Why is it so slow, even on GPU
I'm comparing Cerbero 7B to Llama2 /B.
Even if I'm using a 2 A10 GPU VM Cerbero is surprisingly slow. I have checked (gpustat) it is running on GPU... but getting an answer takes minutes.
Is it a fine tuning of Mistral 7B or do we have architectural changes requiring much more computing power? (I know, it has been trained on A100 8 GPU... big shape)

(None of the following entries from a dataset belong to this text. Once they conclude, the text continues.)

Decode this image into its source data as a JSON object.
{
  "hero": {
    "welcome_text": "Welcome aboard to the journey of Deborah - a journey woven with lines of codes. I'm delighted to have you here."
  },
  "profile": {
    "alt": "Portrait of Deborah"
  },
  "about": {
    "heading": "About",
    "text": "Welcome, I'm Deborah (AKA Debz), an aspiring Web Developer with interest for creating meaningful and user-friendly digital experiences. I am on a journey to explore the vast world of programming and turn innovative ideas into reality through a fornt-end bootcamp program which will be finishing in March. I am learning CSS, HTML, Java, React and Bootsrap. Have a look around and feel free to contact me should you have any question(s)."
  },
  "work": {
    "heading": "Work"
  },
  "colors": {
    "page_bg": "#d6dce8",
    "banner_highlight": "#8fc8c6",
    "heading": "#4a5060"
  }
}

Thats weird it should have almost the same performance as llama2-7b, can you share some details on your setup?
Test con max_new_token=128 Wall time: 1min 54s
I'm using a 2 A10 GPU VM (24 + 24 GB GPU mem).... on the same setting Lalma2 (running locally) usually answers in 5 sec
The chain is built using Llama-index
With gpustat I have checked that everything runs on GPU.
I can give you more context on what I'm doing: I'm evaluating several LLM with a RAG approach, on Italian language.
I have tested:
- Cohere
-Llama 2 /B e 13B - MIstral 7B
- now testing Cerbero
To build the RA chain I'm using Llamaidex. To evaluate Trulens-eval
The biggest problem I see is alway code-switching (question in Itaian, answer in Englis, let's say 20% of the cases)
Cerbero seems a little better... but it is really slow (10X the latency)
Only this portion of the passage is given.